In every meaningful way, progressives control politics, government, business, and culture in America and the west. The 20th century was so irretrievably progressive that we've stopped paying attention to the baseline state all around us. Thanks to that progressive century—a century of war and socialism—government has become like the furniture or potted plants around us: we're so accustomed to it we no longer even see it.

Consider:

Progressives overwhelmingly control both major political parties in the US;

Progressives control the federal judiciary, along with all federal departments and agencies;

Progressives dominate academia, universities, and K-12 education, both government and private;

Progressives run the American Medical Association and the American Bar Association, and thus, the traditionally "conservative" professions of medicine and law are now steered leftward;

Major corporations, both global and domestic, are run by progressives. Their boards are progressives. Their corporate branding and messaging is progressive;

Wall Street is progressive;

Silicon Valley and the tech industry are dominated by progressives, from Google to Apple to Microsoft;

Progressives overwhelmingly control traditional media, including broadcast news and print publications (virtually all journalists self-identify as progressive);

Progressives overwhelmingly run important social media outlets like Facebook, Twitter, and Tumblr;

Progressives run Hollywood: they hold sway over the film, TV, and video industries, including the growing market for streaming content from HBO, Netflix, Hulu, and others; and

All major religious institutions in the west, from the Vatican to mainline Protestant churches to virtually all synagogues, are now thoroughly progressive both politically and doctrinally.

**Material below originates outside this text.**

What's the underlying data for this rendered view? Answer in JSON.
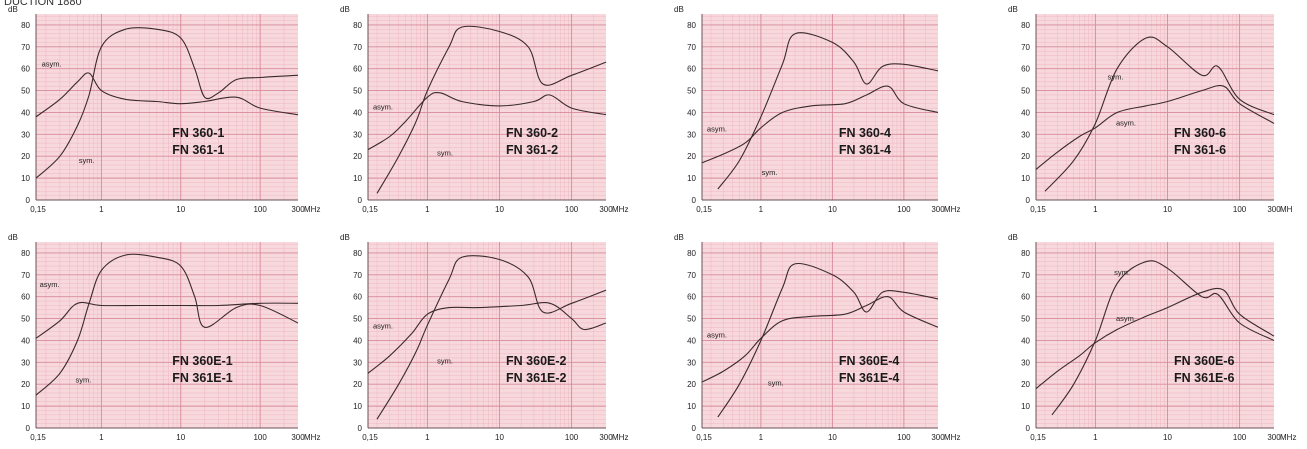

Of course, progressivism virtually always means left progressivism. While there are right-wing progressives (neoconservatives) with grandiose ideas about government and human nature, most of them came from and will comfortably return to the Left when it suits them. And left-progressives largely have co-opted neoconservative foreign policy prescriptions for their own (hence, Trump running to Hillary's left on Middle east issues).

Let's be clear about supposed conservatives like George W. Bush, Mitt Romney, Paul Ryan, Mitch McConnell, & company: they're all progressives. Sheldon Adelson, Rupert Murdoch, and Fox News are progressive. They all want the government to do something rather than refrain from doing something. Their party label is irrelevant, as is their positioning of themselves slightly to the right of Obama regarding the rate at which the state grows in size and scope.